Saturday, January 27, 2007

malaise du corps, toujours

went to 'bodies: the exhibition' today- $26.50! it was a very cool display overall, i suppose: dwarfish cadavers from china in various poses of athleticism. the one female whole-body was standing askance without any sporty props. i made a sarcastic comment about sexism. everything was under glass or, at the very least, heavily lacquered, giving it much less authenticity than i craved. what did i expect, a rotting corpse with a halo of flies? there were displays of feti injected with anviren (sp?), which binds to calcium and turns the bones red. they were gorgeous, almost soothing, visible testaments of mortality floating in solution (upright, in fetal sitting positions) tastefully backlit. parts of that exhibit almost made me teary. it is truly amazing that humans can function at all. we are, i dare say, very beautiful creatures.
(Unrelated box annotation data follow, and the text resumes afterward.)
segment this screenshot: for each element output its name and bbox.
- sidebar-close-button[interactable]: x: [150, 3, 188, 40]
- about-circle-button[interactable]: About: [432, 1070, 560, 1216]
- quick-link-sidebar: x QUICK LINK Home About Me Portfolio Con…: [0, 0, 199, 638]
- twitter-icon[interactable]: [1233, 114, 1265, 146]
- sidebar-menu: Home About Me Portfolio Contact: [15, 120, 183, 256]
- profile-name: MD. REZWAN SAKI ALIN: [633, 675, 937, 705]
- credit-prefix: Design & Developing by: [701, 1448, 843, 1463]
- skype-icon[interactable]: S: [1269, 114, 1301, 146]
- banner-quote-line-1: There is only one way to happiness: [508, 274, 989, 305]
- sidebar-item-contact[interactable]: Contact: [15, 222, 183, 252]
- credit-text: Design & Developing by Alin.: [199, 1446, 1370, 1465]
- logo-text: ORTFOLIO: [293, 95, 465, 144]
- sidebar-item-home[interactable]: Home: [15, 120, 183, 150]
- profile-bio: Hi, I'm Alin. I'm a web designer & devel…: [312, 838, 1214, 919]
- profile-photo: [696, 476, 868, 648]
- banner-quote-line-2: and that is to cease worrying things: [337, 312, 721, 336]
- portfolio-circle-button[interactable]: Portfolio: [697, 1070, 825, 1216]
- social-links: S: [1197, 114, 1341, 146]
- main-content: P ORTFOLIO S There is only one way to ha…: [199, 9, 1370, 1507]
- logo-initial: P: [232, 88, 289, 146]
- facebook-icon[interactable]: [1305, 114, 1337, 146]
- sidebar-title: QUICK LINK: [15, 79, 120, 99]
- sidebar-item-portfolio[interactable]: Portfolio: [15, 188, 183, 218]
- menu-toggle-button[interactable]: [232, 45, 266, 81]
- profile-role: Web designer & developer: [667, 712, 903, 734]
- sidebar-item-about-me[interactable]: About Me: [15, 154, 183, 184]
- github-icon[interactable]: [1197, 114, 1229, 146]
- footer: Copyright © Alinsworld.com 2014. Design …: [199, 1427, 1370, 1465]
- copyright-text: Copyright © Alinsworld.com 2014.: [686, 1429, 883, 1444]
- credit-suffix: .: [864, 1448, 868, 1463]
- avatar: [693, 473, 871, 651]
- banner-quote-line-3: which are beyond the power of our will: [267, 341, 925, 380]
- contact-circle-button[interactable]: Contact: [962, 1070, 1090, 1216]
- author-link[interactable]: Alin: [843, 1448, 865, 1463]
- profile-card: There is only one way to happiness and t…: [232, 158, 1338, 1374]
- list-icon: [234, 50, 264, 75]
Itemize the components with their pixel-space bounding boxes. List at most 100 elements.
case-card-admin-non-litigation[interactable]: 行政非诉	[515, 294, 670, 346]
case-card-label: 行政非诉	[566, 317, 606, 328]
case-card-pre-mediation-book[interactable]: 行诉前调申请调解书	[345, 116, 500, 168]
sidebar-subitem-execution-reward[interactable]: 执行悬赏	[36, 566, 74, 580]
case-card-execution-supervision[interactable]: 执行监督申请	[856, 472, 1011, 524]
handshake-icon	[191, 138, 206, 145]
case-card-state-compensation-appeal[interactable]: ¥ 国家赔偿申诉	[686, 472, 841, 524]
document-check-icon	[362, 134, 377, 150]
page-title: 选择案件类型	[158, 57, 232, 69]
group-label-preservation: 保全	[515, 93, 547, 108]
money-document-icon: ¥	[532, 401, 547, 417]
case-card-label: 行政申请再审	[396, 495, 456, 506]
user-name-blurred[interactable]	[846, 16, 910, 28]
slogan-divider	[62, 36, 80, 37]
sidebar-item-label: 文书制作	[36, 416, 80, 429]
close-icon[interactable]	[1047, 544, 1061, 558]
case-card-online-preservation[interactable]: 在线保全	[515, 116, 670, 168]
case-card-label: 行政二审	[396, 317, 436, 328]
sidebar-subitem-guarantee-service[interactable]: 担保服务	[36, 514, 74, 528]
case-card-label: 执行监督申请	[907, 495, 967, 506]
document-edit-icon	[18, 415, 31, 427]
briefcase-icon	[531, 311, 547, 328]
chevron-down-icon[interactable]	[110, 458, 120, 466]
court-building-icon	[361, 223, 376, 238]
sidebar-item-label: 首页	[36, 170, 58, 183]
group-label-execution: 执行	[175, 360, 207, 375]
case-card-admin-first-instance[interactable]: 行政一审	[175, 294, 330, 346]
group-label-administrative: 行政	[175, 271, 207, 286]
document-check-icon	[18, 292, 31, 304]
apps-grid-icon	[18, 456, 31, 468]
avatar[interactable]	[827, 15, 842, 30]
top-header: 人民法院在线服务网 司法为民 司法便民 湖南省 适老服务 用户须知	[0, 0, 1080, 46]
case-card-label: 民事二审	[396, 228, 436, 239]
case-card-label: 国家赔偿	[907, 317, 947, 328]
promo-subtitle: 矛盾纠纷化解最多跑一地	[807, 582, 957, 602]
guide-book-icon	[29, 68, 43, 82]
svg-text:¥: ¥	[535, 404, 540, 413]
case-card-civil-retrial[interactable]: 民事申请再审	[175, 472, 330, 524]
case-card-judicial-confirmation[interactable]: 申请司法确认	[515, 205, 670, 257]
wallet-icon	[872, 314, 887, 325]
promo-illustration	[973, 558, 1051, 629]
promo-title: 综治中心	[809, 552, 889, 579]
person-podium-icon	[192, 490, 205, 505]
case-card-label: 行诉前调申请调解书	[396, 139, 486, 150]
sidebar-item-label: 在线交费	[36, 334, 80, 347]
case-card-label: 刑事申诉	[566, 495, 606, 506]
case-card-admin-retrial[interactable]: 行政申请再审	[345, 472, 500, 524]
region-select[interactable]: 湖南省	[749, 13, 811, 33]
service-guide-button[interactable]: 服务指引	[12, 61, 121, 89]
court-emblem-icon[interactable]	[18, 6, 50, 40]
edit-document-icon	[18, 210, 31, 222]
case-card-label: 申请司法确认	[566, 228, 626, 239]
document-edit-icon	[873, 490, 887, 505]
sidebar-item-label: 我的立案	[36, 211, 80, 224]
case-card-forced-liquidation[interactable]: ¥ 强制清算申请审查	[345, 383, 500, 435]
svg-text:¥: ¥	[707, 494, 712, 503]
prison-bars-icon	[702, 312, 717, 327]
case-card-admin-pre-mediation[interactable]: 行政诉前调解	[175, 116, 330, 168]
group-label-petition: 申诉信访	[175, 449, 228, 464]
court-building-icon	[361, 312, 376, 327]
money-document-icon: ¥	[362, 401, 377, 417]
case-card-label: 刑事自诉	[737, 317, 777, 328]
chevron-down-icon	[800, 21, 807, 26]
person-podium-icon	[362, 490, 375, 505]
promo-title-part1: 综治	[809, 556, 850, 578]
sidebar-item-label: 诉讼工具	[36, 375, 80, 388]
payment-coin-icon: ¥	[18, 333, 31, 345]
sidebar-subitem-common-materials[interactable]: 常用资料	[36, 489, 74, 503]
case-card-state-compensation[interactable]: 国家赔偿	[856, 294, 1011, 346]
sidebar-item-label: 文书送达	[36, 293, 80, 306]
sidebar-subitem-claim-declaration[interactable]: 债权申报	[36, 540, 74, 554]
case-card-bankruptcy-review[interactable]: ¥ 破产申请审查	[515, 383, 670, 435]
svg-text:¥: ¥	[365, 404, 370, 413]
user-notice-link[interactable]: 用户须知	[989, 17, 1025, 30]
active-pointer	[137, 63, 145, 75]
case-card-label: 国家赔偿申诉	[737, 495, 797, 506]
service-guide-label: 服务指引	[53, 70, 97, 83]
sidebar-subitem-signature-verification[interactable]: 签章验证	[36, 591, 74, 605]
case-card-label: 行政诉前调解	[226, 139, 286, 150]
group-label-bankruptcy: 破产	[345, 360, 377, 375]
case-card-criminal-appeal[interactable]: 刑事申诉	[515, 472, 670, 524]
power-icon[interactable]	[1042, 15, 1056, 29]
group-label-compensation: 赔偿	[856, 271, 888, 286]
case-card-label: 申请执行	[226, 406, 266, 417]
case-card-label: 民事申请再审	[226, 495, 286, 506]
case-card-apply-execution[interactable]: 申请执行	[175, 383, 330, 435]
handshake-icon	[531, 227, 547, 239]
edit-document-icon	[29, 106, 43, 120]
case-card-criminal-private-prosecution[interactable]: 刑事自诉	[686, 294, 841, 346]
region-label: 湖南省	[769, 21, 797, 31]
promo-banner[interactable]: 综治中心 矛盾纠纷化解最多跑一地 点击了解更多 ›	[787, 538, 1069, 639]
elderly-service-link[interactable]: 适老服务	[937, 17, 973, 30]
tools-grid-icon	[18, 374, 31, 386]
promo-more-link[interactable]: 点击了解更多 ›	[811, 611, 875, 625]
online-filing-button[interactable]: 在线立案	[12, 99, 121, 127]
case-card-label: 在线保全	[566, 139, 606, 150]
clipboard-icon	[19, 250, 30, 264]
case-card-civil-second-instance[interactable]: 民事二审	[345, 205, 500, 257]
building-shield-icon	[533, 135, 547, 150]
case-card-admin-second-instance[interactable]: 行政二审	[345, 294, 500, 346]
that shmaltz wore off abruptly, after seeing the huge table draped with human skin. a teenage boy beside me said "can you imagine being the dude who had to cut all this off?" there was the little kid who loudly and repeatedly asked his mother "what's THAT? what's THAT?" as she dragged him away from the penis display. there was the young couple voraciously molesting one another amid the cases of cecums and colons. throughout j kept making snide comments like "this is making me hungry." it was cool, yes, but not worth $26.50. afterwards i kicked his ass at galaga.
my own body is still, at 8.30pm, grousing about my residual alcoholic toxicity. i need to nip this fucking bender in the bud. i know better. once i start drinking it is very difficult for me to stop. thus it is a saturday night with tea and, irritatingly, reo fucking speedwagon on the hi-fi, and i'm in a bit of a daze.
i need to get out of town. i want to go to a beach. perhaps astoria. i want to see tortured surf and discover squirmy seabeasts and feel somewhat cleaner of spirit. how convenient that i decide this on the eve of my next work-binge.